A teenage genius, Artemis captures Holly Short, who is a Fairy and a captain of the LEPrecon (Lower Elements Police Recon), in the first book and holds her for ransom to exploit the magical Fairy People and restore his family’s fortune. In the sequel, Artemis Fowl: The Arctic Incident, he allies with the Fairies to rescue his father from the Russian Mafia. The series introduces Artemis as an anti-hero and the fairies’ enemy, but as the series progresses, he assists the Fairies in resolving conflicts with worldwide ramifications, with Artemis’s character developing and changing throughout the chronology. The series concluded with Artemis Fowl: The Last Guardian, released July 2012.

In 2001 plans were announced for a film adaptation of the series. Miramax Films was named as purchasing the film rights, with Lawrence Guterman signed to direct. In 2003 Colfer stated that a screenplay had been finalized and that casting was due to start the same year, but expressed skepticism over whether or not this would come to pass. Colfer also revealed the film was in pre-production. The film remained in development and was assumed to be in development hell until 2011, when it was reported that Jim Sheridan was interested in directing the movie.

In July 2013, Walt Disney Pictures announced that an Artemis Fowl film covering the events of the first and second novels of the series would be produced by Disney and Harvey Weinstein of The Weinstein Company, with the screenplay developed by Michael Goldenberg (Peter Pan, Harry Potter and the Order of the Phoenix).
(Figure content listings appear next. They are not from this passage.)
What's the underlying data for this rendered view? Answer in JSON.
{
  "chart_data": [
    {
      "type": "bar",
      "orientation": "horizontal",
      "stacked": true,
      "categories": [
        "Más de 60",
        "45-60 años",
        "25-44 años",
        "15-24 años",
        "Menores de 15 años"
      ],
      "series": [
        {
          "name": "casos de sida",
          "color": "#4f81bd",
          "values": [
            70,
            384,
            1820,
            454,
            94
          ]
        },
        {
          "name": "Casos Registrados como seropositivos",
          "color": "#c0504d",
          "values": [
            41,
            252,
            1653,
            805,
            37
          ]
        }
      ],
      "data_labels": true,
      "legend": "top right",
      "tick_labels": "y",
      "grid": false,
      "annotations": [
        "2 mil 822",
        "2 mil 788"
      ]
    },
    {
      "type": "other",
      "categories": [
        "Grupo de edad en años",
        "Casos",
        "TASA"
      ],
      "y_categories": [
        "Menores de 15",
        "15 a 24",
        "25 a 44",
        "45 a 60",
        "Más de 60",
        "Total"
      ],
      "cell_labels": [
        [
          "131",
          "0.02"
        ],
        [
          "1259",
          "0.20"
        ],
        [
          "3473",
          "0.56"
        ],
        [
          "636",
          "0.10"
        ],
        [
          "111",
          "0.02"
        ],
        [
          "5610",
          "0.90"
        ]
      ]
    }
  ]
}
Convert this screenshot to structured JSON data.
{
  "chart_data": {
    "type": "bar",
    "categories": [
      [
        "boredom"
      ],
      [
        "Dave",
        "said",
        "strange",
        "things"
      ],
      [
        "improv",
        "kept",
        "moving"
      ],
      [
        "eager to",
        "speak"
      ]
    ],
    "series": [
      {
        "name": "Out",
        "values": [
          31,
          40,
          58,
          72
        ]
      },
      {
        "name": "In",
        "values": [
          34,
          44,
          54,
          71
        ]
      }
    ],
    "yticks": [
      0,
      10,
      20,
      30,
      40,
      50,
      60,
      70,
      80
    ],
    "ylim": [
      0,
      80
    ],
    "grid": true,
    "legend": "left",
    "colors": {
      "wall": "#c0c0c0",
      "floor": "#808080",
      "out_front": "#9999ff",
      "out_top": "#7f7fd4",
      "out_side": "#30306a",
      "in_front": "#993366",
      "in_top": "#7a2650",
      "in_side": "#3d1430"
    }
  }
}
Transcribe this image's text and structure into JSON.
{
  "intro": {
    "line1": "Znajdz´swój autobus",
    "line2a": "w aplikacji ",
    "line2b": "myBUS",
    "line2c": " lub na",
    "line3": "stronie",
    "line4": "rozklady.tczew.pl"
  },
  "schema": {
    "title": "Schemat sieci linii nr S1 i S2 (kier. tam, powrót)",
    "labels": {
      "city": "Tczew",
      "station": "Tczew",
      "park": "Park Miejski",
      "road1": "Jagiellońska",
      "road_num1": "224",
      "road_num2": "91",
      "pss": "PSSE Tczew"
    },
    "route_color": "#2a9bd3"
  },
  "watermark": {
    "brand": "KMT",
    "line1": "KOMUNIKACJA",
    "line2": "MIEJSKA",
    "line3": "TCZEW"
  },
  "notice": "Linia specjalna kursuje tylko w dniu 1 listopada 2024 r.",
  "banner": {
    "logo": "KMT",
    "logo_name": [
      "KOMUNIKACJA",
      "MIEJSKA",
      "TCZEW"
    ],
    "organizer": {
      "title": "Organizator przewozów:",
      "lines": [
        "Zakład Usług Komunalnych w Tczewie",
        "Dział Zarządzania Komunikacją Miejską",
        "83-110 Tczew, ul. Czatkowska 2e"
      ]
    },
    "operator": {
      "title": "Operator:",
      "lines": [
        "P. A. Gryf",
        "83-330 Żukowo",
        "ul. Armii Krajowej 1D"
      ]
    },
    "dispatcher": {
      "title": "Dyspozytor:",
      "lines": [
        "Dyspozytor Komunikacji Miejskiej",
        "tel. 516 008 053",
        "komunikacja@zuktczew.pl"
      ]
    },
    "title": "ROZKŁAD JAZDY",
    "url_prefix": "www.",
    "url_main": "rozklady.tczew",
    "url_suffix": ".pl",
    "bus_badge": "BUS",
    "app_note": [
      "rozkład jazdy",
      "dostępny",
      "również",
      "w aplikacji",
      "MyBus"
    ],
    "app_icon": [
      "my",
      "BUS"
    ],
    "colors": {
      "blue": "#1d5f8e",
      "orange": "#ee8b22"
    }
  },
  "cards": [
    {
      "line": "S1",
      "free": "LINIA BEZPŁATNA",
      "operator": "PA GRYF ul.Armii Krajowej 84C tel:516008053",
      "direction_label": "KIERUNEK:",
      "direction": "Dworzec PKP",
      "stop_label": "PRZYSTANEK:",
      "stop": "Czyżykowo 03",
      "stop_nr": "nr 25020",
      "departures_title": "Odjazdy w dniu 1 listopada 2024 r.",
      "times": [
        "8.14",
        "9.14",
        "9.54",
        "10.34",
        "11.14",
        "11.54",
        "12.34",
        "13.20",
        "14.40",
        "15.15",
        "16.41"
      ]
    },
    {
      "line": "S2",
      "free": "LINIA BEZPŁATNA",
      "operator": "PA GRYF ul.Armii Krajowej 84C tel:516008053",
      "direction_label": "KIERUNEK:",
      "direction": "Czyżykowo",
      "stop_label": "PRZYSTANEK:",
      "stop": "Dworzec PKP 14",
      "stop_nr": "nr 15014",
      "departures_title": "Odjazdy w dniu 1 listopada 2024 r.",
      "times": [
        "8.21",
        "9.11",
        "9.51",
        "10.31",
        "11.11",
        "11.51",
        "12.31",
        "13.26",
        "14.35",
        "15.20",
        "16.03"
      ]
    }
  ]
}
Robert De Niro and Jane Rosenthal signed onto the project as executive producers.

On September 1, 2015, Variety reported that Kenneth Branagh had been hired to direct the film for Disney, with Irish playwright Conor McPherson as screenwriter and Judy Hofflund as an executive producer. Eoin Colfer confirmed this in a video to Artemis Fowl Confidential, and spoke with RTE Radio 1 about meeting Branagh several times to discuss this prior to the announcement.